Kanan Makiya speaks up on Iraq
This is a great interview with Kanan Makiya on Iraq.
Kanan Makiya: I’ve reached a point where I don’t even bother to reply to such critics. They are just not serious people any more; they are expressions of failure, inactivity, and irresponsibility, rather than critics of substance and with serious ideas. My case has always rested on an Iraqi perspective, on what is in the best interests of the 25 million or so people of Iraq. That’s very important and something that people don’t often see. It was the best thing that ever happened to me when I shed those kind of abstract rubrics which for so many years enabled me to hide from the defence of Iraqi interests as I saw them. Abstract categories like ‘anti-imperialism’ and ‘anti-Zionism’ concealed behind them a cover-up for terrible things that were taking place inside Iraq, things that are implicitly condoned by people like Chomsky and Said. I can’t engage in that kind of obfuscation any more. The be-all and end-all of politics for me is tyranny and totalitarian dictatorship. That was the theme of Republic of Fear and it was the main theme of Cruelty and Silence.

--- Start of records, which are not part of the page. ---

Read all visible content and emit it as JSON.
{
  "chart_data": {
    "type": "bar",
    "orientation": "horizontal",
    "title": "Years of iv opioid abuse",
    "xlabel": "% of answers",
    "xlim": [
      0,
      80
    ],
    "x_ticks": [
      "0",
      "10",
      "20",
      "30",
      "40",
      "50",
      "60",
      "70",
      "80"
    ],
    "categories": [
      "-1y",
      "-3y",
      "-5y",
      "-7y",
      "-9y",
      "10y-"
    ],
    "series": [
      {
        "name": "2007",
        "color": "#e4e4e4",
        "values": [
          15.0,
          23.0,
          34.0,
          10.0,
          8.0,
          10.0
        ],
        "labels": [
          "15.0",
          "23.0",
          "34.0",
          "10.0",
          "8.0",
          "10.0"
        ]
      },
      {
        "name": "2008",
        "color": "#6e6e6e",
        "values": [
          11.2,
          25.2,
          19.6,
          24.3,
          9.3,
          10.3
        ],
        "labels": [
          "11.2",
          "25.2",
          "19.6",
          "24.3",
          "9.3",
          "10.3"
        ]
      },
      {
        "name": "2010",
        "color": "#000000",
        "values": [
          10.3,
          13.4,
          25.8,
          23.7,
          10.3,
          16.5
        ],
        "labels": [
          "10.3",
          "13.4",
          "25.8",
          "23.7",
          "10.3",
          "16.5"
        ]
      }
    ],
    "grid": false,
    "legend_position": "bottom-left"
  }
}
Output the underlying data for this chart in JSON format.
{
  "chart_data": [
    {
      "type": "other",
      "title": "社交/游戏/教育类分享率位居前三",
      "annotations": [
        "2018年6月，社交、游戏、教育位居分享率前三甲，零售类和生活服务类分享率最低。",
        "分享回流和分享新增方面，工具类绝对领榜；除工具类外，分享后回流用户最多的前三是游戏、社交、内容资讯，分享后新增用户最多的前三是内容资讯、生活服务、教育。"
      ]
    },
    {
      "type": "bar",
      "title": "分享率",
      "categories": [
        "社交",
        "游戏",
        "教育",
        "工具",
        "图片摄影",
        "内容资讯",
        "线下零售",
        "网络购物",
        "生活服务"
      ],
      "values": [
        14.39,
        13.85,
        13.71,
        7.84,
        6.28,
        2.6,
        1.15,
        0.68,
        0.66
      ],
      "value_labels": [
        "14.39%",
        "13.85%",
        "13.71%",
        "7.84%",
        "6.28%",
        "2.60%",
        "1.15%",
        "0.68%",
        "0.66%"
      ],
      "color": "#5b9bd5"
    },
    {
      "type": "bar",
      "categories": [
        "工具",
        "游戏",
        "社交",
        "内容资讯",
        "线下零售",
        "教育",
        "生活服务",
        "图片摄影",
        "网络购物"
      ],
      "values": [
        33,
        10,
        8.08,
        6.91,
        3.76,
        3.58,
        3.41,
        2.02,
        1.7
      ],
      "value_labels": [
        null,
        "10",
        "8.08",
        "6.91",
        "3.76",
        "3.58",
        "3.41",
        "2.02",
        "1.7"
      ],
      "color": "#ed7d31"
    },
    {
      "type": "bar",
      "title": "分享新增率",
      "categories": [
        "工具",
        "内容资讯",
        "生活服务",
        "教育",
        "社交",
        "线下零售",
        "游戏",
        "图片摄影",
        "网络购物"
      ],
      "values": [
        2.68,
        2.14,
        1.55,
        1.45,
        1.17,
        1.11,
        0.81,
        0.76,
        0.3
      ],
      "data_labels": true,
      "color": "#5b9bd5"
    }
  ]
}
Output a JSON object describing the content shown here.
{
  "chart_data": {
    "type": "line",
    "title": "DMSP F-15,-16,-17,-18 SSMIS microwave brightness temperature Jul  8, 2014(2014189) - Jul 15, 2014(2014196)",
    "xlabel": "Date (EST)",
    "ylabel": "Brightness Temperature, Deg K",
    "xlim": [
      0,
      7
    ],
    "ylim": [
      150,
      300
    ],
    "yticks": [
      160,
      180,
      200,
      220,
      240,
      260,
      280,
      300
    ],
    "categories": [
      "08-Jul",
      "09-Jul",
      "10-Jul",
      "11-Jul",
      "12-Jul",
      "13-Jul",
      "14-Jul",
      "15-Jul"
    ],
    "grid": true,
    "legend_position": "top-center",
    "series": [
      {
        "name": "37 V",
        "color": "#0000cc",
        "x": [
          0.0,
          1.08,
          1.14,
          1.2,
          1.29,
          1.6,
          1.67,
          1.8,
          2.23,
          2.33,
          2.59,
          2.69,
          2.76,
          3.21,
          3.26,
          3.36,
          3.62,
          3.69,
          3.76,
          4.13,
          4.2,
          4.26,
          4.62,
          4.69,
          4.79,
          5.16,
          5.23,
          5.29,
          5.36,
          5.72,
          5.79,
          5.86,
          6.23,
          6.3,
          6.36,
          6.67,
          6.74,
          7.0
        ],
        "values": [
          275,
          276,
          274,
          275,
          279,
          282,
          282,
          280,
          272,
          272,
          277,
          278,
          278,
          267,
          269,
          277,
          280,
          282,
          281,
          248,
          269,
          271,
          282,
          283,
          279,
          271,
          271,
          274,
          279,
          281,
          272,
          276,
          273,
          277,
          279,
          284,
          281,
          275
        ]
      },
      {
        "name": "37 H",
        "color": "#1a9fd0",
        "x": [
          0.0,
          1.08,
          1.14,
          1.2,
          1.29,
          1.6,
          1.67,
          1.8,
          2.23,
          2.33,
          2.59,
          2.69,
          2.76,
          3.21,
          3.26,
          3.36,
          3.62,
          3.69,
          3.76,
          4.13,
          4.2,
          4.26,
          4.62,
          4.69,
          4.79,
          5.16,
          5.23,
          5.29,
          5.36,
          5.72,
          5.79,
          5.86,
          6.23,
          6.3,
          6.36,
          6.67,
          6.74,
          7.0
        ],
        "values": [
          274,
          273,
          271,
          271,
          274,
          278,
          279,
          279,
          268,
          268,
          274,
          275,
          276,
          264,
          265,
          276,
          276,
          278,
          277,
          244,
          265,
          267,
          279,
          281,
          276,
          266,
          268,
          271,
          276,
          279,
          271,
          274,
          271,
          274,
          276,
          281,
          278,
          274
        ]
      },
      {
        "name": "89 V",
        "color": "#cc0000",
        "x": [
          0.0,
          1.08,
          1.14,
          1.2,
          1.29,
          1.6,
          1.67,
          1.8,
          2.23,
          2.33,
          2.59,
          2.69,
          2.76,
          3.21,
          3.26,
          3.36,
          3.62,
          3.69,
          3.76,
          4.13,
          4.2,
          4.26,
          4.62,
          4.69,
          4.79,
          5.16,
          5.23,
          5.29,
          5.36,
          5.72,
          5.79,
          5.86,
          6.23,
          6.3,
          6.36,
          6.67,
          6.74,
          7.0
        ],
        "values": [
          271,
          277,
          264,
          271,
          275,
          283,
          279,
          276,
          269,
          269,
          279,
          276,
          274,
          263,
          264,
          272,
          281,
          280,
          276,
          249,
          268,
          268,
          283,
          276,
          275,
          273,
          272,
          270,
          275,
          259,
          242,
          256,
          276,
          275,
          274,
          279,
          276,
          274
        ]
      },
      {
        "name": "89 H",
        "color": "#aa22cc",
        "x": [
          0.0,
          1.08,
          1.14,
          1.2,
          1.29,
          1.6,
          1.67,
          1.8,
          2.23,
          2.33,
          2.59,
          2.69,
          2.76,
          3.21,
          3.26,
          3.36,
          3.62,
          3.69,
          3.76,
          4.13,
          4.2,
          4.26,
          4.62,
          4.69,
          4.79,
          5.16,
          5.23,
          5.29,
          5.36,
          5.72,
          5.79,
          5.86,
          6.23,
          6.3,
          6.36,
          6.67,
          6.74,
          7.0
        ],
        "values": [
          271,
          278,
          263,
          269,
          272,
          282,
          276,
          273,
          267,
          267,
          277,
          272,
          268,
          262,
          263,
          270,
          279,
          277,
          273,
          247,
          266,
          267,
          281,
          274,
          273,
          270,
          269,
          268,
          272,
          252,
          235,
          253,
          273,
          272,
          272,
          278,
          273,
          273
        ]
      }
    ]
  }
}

When there is abuse of human beings, there is no longer any philosophical or political argument that I can tolerate listening to if it justifies or somehow legitimates the continuation of that abuse. If there is any course of action that can diminish or eradicate the sources of that abuse from the world it seems to me that the high moral ground of politics is to call for it. And the left, by no longer doing so, has really lost its place in the world, and that is a sad thing and something I deplore. These accusations about Bush and the so-called neo-cons (a phrase, by the way, that I don’t think has any clear meaning) conceal a failure on the part of people like Chomsky and Said to understand that human suffering is orders of magnitude more important than how much they like or dislike the US or the person of Bush, or even whether one likes this or that position of the United States. If I can reduce the amount of human suffering in the world by even a jot, if it is possible to demonstrate that overall suffering has been reduced, then the right position in politics is always to be for that reduction.
Alan Johnson: And are you still confident that a ‘cost benefit analysis’ would show a reduction of suffering in Iraq?
Kanan Makiya: Yes. Ask Iraqis themselves. 14 million people voted [in the December 2005 poll). Everyday the media inundates us with images of terrorist attacks and gore. But in a whole slew of polls 70- 80% of Iraqis are still shown to be ‘optimistic’ about the future! That’s a remarkable statistic. One needs to ask what it means. What does it say about what they came out of to be so optimistic about the future at this moment?
And no, I’m not officially resurrecting the blog.